The waterways of Lutruwita
(Tasmania) flow, they absorb
and carry and redistribute.
They swell and break their
banks. They dry and capture
at their edges imprints of birds
and wallabies, cows and sheep,
kayakers and anglers. The
original names of these arteries
of Country are little known and
hardly spoken. Some are lost in
time. —Julie Gough, 2021

These waters await new names in First language by their Aboriginal

people, words that respect their past and purpose and alliterate their

flow since invasion, since colonisation. Survivors. Kin. They guided

my Ancestors who walked alongside and waded their depths. These

rivers and creeks, estuaries and lagoons have absorbed so very much

of our blood, our stories, ourselves. They hold our past yet helped

erase our presence, our pre-occupation of this place before the British

planted their flag in 1803. We were dispersed, killed, reduced to ash by

colonists, then flushed like so much detritus through the river systems

that once sustained us. Every story of us, my Ancestors, is held,

absorbed by waterways that have been tortured ever since, controlled,

condemned to serve.

 

To be home truly, on Country, is to become it. Particles. Substance

of place. Belonging. Inhale. Exhale. Everything seems to swirl around,

to gather, reform, then set out again. Like murmuring birds everything

attempts to test and reset, in order to work properly, know its place,

align to synchronise. And yet, on walls in state galleries are lauded

colonial renditions of such places where my forebears were killed

or from which they were banished. These don’t carry Aboriginal

placenames and rarely show the original people, because these artwork

landscapes claim place much like land title deeds, then fabricated and

since inherited.

 

In boxes in state museums our Country lays by the ton. Our

Ancestors’ stone tools were taken, shipped offshore. Their absence

wilfully erases evidence of the longest occupation of any place by

a people. How can a culture of colonists arrive, new and blind, and

believe they can own the living land, its waterways, its creatures, and

therefore control time, the future? How can original people wake them

up without sacrificing too much to the task? When I kneel by a river

on my island home, I don’t need to see my reflection to be grounded.

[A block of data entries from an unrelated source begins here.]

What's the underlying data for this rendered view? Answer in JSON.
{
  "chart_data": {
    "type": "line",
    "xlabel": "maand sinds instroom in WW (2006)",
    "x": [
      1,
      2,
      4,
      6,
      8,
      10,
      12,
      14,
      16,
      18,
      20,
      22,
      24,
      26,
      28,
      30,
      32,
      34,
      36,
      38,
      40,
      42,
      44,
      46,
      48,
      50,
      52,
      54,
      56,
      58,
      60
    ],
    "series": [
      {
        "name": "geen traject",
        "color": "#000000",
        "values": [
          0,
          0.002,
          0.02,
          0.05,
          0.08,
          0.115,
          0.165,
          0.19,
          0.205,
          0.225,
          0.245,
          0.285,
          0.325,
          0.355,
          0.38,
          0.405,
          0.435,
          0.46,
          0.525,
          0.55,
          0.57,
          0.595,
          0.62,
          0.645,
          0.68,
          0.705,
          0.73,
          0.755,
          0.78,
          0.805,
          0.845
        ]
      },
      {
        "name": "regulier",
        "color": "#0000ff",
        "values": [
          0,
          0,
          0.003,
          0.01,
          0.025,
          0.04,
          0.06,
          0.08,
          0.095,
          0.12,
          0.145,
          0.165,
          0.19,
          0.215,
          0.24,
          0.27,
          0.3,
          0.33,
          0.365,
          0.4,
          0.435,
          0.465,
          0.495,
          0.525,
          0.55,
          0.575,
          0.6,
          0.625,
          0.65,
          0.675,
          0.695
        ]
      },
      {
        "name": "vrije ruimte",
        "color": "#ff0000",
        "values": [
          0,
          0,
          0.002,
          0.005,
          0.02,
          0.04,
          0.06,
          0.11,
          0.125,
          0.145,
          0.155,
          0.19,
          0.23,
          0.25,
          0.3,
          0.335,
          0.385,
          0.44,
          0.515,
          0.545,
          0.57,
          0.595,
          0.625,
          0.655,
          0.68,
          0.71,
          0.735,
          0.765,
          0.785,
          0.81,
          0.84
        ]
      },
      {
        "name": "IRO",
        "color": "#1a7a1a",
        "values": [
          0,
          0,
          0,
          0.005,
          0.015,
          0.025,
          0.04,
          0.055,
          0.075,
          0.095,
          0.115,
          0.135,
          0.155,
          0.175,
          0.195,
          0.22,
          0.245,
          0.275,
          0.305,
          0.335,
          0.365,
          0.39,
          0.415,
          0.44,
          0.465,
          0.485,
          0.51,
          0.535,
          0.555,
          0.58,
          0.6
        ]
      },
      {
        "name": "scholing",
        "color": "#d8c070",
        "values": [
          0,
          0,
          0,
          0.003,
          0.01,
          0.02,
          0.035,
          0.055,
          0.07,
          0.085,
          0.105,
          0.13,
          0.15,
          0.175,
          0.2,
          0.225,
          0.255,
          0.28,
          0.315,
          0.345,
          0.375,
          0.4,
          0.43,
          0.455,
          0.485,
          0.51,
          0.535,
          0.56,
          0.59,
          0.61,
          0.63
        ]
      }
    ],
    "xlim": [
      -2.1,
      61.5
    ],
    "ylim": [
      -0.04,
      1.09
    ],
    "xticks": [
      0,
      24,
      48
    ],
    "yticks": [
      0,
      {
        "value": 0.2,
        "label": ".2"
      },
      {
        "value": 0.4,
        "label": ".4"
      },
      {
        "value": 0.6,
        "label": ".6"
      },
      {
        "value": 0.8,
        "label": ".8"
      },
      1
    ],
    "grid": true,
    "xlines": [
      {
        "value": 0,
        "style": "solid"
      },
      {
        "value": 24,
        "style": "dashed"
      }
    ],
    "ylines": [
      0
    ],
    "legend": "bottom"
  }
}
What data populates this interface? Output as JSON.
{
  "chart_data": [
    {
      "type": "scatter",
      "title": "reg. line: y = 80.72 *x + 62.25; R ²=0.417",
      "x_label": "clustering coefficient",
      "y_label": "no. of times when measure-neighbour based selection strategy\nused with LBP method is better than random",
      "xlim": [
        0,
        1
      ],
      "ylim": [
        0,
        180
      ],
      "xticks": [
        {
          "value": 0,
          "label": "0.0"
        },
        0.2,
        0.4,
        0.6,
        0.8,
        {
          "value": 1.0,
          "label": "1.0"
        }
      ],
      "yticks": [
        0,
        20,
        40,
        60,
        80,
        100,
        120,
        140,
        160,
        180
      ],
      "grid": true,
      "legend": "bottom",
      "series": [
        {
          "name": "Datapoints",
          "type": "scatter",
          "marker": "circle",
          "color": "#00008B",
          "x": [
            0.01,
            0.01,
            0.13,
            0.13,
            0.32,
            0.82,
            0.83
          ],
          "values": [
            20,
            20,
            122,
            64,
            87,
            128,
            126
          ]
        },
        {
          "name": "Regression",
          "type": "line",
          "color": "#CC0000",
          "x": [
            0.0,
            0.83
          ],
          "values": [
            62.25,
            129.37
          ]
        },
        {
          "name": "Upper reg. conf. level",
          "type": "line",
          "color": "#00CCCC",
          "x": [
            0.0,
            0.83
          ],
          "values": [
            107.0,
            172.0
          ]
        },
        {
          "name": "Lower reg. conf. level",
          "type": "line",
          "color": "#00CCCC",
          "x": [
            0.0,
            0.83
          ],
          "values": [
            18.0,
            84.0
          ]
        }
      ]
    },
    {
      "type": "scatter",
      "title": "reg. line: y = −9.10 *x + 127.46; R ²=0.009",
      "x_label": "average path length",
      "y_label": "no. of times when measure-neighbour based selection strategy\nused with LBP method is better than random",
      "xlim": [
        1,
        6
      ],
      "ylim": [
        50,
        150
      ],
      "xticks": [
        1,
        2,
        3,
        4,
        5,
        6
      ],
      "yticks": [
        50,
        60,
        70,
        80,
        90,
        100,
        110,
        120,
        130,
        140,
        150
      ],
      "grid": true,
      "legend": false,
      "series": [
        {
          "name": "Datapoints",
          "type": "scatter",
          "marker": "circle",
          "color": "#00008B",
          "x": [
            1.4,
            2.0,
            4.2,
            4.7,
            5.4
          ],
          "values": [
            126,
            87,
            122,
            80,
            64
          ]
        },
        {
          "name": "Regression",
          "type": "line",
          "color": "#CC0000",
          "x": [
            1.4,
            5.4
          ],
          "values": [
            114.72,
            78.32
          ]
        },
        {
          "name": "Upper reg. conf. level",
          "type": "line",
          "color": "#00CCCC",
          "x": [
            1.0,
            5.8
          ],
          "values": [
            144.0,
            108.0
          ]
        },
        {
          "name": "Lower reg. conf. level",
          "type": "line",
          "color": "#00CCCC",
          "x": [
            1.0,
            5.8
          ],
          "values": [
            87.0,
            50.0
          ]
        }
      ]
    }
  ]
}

Our Old People are in the wind, my imprint in that mud is the same

repeated, over millennia, by family.


p/re-occupied, 2022

mixed media, video projection, sound, kayak, rocks (Paranaple river, Lutruwita / Tasmania), edited by Craige Langworthy

7:23 mins

Courtesy the artist. This project has been realised in accordance with ICIP protocols (visual arts), (Janke, 2019, Australia Council) and acknowledges the custodial interest of the First Peoples of Lutruwita (Tasmania) on whose unceded lands, riverways and estuaries this work was realised.

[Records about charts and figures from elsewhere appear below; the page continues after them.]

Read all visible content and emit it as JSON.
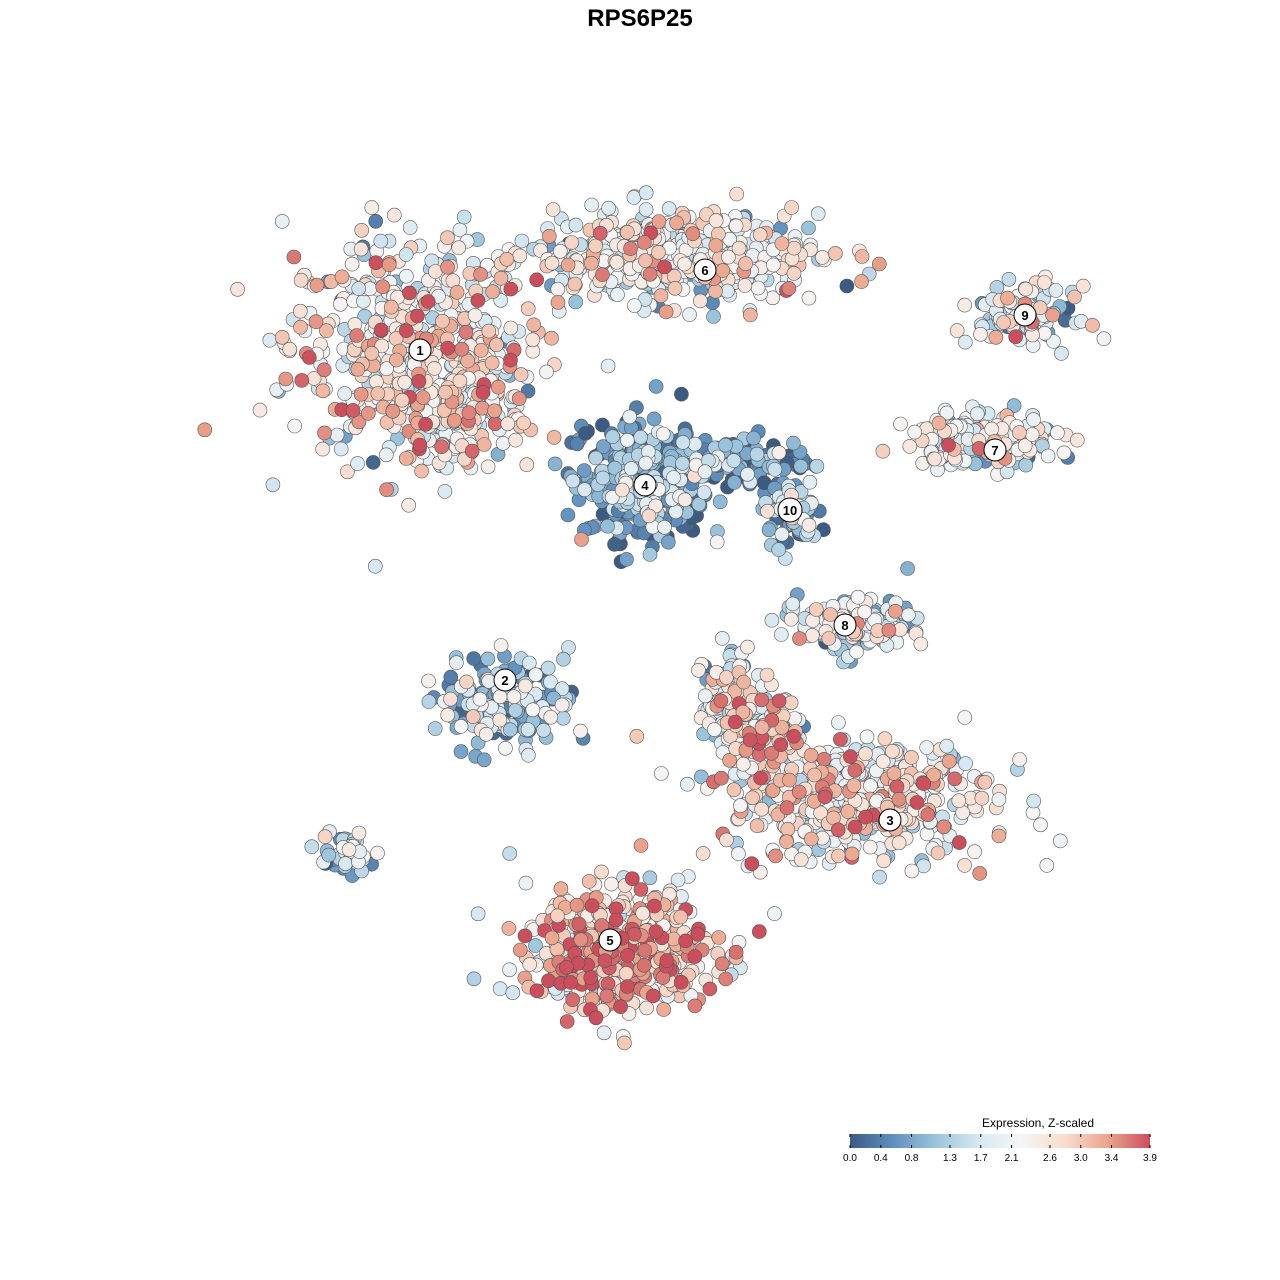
{
  "chart_data": {
    "type": "scatter",
    "title": "RPS6P25",
    "xlabel": "",
    "ylabel": "",
    "grid": false,
    "legend": {
      "title": "Expression, Z-scaled",
      "placement": "bottom-right",
      "ticks": [
        "0.0",
        "0.4",
        "0.8",
        "1.3",
        "1.7",
        "2.1",
        "2.6",
        "3.0",
        "3.4",
        "3.9"
      ],
      "range": [
        0.0,
        3.9
      ],
      "colors": [
        "#3B5B83",
        "#5F8FBE",
        "#9BC4DC",
        "#D7E8F2",
        "#F5F5F5",
        "#F9DDCF",
        "#EBA58E",
        "#CB4E5C"
      ]
    },
    "clusters": [
      {
        "label": "1",
        "x": -22.0,
        "y": 21.0,
        "mean": 2.3
      },
      {
        "label": "2",
        "x": -13.5,
        "y": -12.0,
        "mean": 1.3
      },
      {
        "label": "3",
        "x": 25.0,
        "y": -26.0,
        "mean": 2.3
      },
      {
        "label": "4",
        "x": 0.5,
        "y": 7.5,
        "mean": 0.7
      },
      {
        "label": "5",
        "x": -3.0,
        "y": -38.0,
        "mean": 2.8
      },
      {
        "label": "6",
        "x": 6.5,
        "y": 29.0,
        "mean": 2.0
      },
      {
        "label": "7",
        "x": 35.5,
        "y": 11.0,
        "mean": 1.9
      },
      {
        "label": "8",
        "x": 20.5,
        "y": -6.5,
        "mean": 1.6
      },
      {
        "label": "9",
        "x": 38.5,
        "y": 24.5,
        "mean": 1.8
      },
      {
        "label": "10",
        "x": 15.0,
        "y": 5.0,
        "mean": 0.9
      }
    ]
  }
}
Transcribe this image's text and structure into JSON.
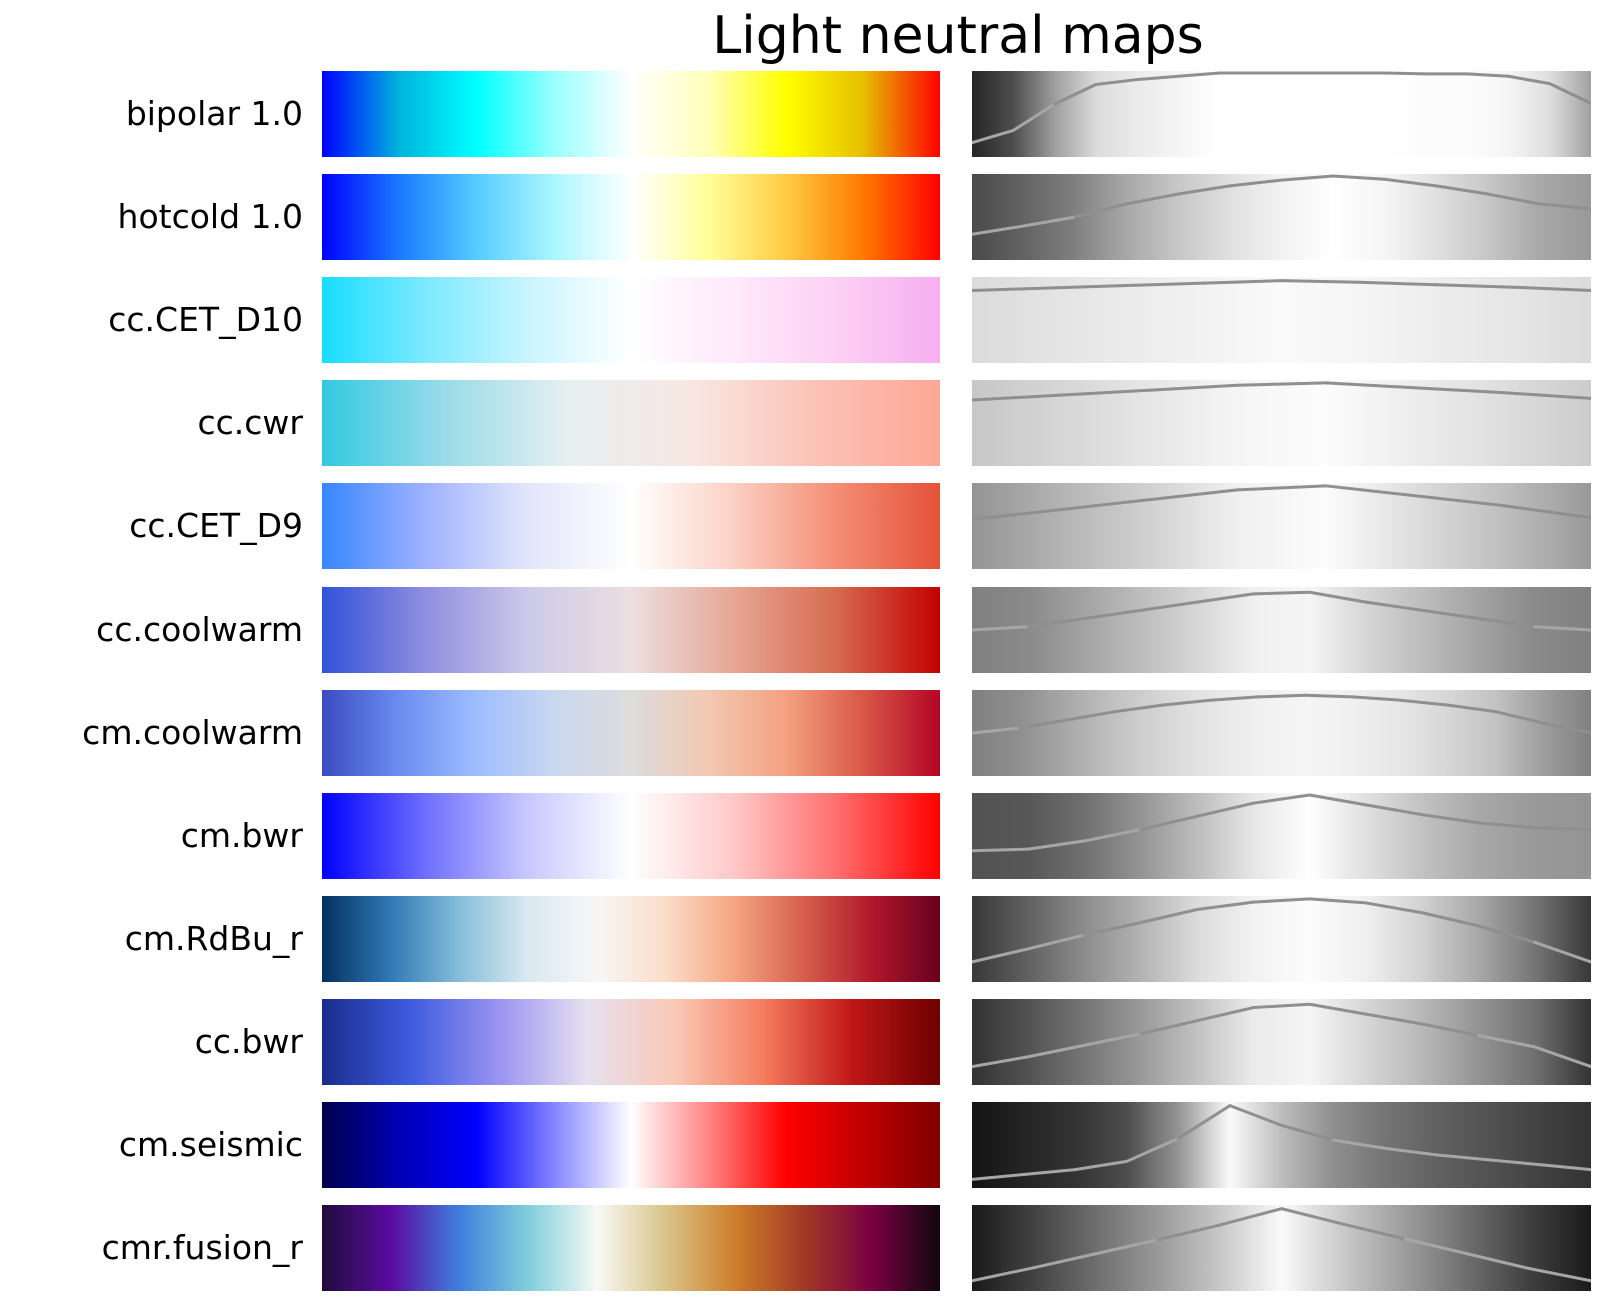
{
  "chart_data": {
    "type": "heatmap",
    "title": "Light neutral maps",
    "colormaps": [
      {
        "name": "bipolar 1.0",
        "stops": [
          "#0000ff",
          "#00b4dd",
          "#00ffff",
          "#99ffff",
          "#ffffff",
          "#ffffbb",
          "#ffff00",
          "#e6c000",
          "#ff0000"
        ],
        "lightness": [
          0.15,
          0.3,
          0.62,
          0.86,
          0.92,
          0.96,
          1.0,
          1.0,
          1.0,
          1.0,
          1.0,
          0.99,
          0.99,
          0.96,
          0.87,
          0.63
        ]
      },
      {
        "name": "hotcold 1.0",
        "stops": [
          "#0000ff",
          "#1a7aff",
          "#55ccff",
          "#aaf6ff",
          "#ffffff",
          "#ffff99",
          "#ffcc44",
          "#ff7a00",
          "#ff0000"
        ],
        "lightness": [
          0.29,
          0.39,
          0.5,
          0.66,
          0.78,
          0.88,
          0.95,
          1.0,
          0.96,
          0.88,
          0.78,
          0.66,
          0.6
        ]
      },
      {
        "name": "cc.CET_D10",
        "stops": [
          "#18ddff",
          "#7ce9ff",
          "#c9f5ff",
          "#ffffff",
          "#ffe9fb",
          "#fcd0f4",
          "#f6aef0"
        ],
        "lightness": [
          0.86,
          0.89,
          0.92,
          0.95,
          0.98,
          0.96,
          0.93,
          0.9,
          0.86
        ]
      },
      {
        "name": "cc.cwr",
        "stops": [
          "#33c9e1",
          "#9adbe9",
          "#e6f0f1",
          "#f9e7e2",
          "#fbc2b6",
          "#fda796"
        ],
        "lightness": [
          0.78,
          0.84,
          0.9,
          0.96,
          0.99,
          0.93,
          0.87,
          0.8
        ]
      },
      {
        "name": "cc.CET_D9",
        "stops": [
          "#3686ff",
          "#9fb2ff",
          "#e3e6fb",
          "#ffffff",
          "#fbd0c4",
          "#f48c74",
          "#e45239"
        ],
        "lightness": [
          0.58,
          0.7,
          0.82,
          0.94,
          0.99,
          0.87,
          0.75,
          0.6
        ]
      },
      {
        "name": "cc.coolwarm",
        "stops": [
          "#3152d8",
          "#8f8ee0",
          "#cdc9ea",
          "#ecdfe0",
          "#e6a694",
          "#d66a4e",
          "#c20000"
        ],
        "lightness": [
          0.5,
          0.54,
          0.64,
          0.74,
          0.84,
          0.94,
          0.96,
          0.84,
          0.74,
          0.64,
          0.54,
          0.5
        ]
      },
      {
        "name": "cm.coolwarm",
        "stops": [
          "#3b4cc0",
          "#6b8df0",
          "#9ebdff",
          "#c9d8f0",
          "#dddcdc",
          "#f2c8b2",
          "#f4a180",
          "#d95847",
          "#b40426"
        ],
        "lightness": [
          0.5,
          0.56,
          0.66,
          0.76,
          0.84,
          0.9,
          0.94,
          0.96,
          0.94,
          0.9,
          0.84,
          0.76,
          0.62,
          0.5
        ]
      },
      {
        "name": "cm.bwr",
        "stops": [
          "#0000ff",
          "#6e6eff",
          "#c8c8ff",
          "#ffffff",
          "#ffc8c8",
          "#ff6e6e",
          "#ff0000"
        ],
        "lightness": [
          0.32,
          0.34,
          0.44,
          0.58,
          0.74,
          0.9,
          1.0,
          0.88,
          0.76,
          0.66,
          0.6,
          0.58
        ]
      },
      {
        "name": "cm.RdBu_r",
        "stops": [
          "#053061",
          "#2f79b5",
          "#87beda",
          "#d9e9f1",
          "#f7f7f7",
          "#fbddc9",
          "#f4a582",
          "#d6604d",
          "#b2182b",
          "#67001f"
        ],
        "lightness": [
          0.22,
          0.38,
          0.55,
          0.7,
          0.86,
          0.95,
          0.99,
          0.94,
          0.82,
          0.66,
          0.46,
          0.22
        ]
      },
      {
        "name": "cc.bwr",
        "stops": [
          "#1a2c8c",
          "#3d5bde",
          "#9a93f1",
          "#e6e0f0",
          "#fac8b6",
          "#f57c5e",
          "#c01717",
          "#6e0000"
        ],
        "lightness": [
          0.2,
          0.32,
          0.46,
          0.6,
          0.76,
          0.92,
          0.96,
          0.84,
          0.72,
          0.58,
          0.44,
          0.2
        ]
      },
      {
        "name": "cm.seismic",
        "stops": [
          "#00004c",
          "#0000b4",
          "#0000ff",
          "#8585ff",
          "#ffffff",
          "#ff8585",
          "#ff0000",
          "#c00000",
          "#800000"
        ],
        "lightness": [
          0.08,
          0.14,
          0.2,
          0.3,
          0.58,
          0.98,
          0.74,
          0.56,
          0.46,
          0.38,
          0.32,
          0.26,
          0.2
        ]
      },
      {
        "name": "cmr.fusion_r",
        "stops": [
          "#200d3b",
          "#5a0aa0",
          "#3f7fdc",
          "#7fcedb",
          "#f7f9f4",
          "#d9c48a",
          "#cf7f2c",
          "#a33a24",
          "#7a0042",
          "#11080e"
        ],
        "lightness": [
          0.1,
          0.26,
          0.43,
          0.6,
          0.78,
          0.98,
          0.79,
          0.61,
          0.43,
          0.25,
          0.1
        ]
      }
    ]
  }
}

Commissioned by the Biennale of Sydney with generous assistance from Arts Tasmania and the Australian Museum

Trawlwoolway artist Julie Gough follows several interconnecting ancestral rivers and tributaries in the Midlands of Tasmania and the absence of ancestral objects for the 23 Biennale of Sydney. Gough has 3D printed up to 100 Tasmanian stone tools held in the Australian Museum collections off-Country suspended like a shower of black rain. Footage of Gough kayaking along isolated waterways of paranaple (Mersey river), panatana creek, tinamirakuna (Macquarie river) and lokenermenanya (Clyde river) is a virtual return to Country and Riverways for the tools. The sack of river rocks collected from paranaple (Mersey river) balance the vessel Gough used to visit these sites of un/return. The stickers of Tasmanian tools are like disturbing avatars and we are left to imagine the possibilities if only the artist was in possession of the tools. Gough is uncovering the glitches in using new technologies to repatriate facsimiles of cultural belongings. Through the distance of covid lockdowns Gough never got to hold these stone tools handmade by her Old People. 

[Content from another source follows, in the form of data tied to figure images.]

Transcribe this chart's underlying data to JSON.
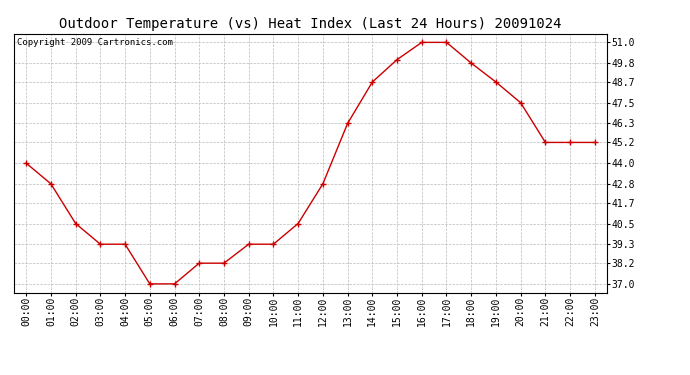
{
  "title": "Outdoor Temperature (vs) Heat Index (Last 24 Hours) 20091024",
  "copyright": "Copyright 2009 Cartronics.com",
  "x_labels": [
    "00:00",
    "01:00",
    "02:00",
    "03:00",
    "04:00",
    "05:00",
    "06:00",
    "07:00",
    "08:00",
    "09:00",
    "10:00",
    "11:00",
    "12:00",
    "13:00",
    "14:00",
    "15:00",
    "16:00",
    "17:00",
    "18:00",
    "19:00",
    "20:00",
    "21:00",
    "22:00",
    "23:00"
  ],
  "y_values": [
    44.0,
    42.8,
    40.5,
    39.3,
    39.3,
    37.0,
    37.0,
    38.2,
    38.2,
    39.3,
    39.3,
    40.5,
    42.8,
    46.3,
    48.7,
    50.0,
    51.0,
    51.0,
    49.8,
    48.7,
    47.5,
    45.2,
    45.2,
    45.2
  ],
  "yticks": [
    37.0,
    38.2,
    39.3,
    40.5,
    41.7,
    42.8,
    44.0,
    45.2,
    46.3,
    47.5,
    48.7,
    49.8,
    51.0
  ],
  "ylim": [
    36.5,
    51.5
  ],
  "line_color": "#cc0000",
  "marker": "+",
  "marker_color": "#cc0000",
  "bg_color": "#ffffff",
  "plot_bg_color": "#ffffff",
  "grid_color": "#bbbbbb",
  "title_fontsize": 10,
  "axis_fontsize": 7,
  "copyright_fontsize": 6.5
}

Julie Gough says ‘In boxes in state museums our Country lays by the ton. Our Ancestors’ stone tools were taken, shipped offshore. Their absence wilfully erases evidence of the longest occupation of any place by a people. How can a culture of colonists arrive, new and blind, and believe they can own the living land, its waterways, its creatures, and therefore control time, the future?’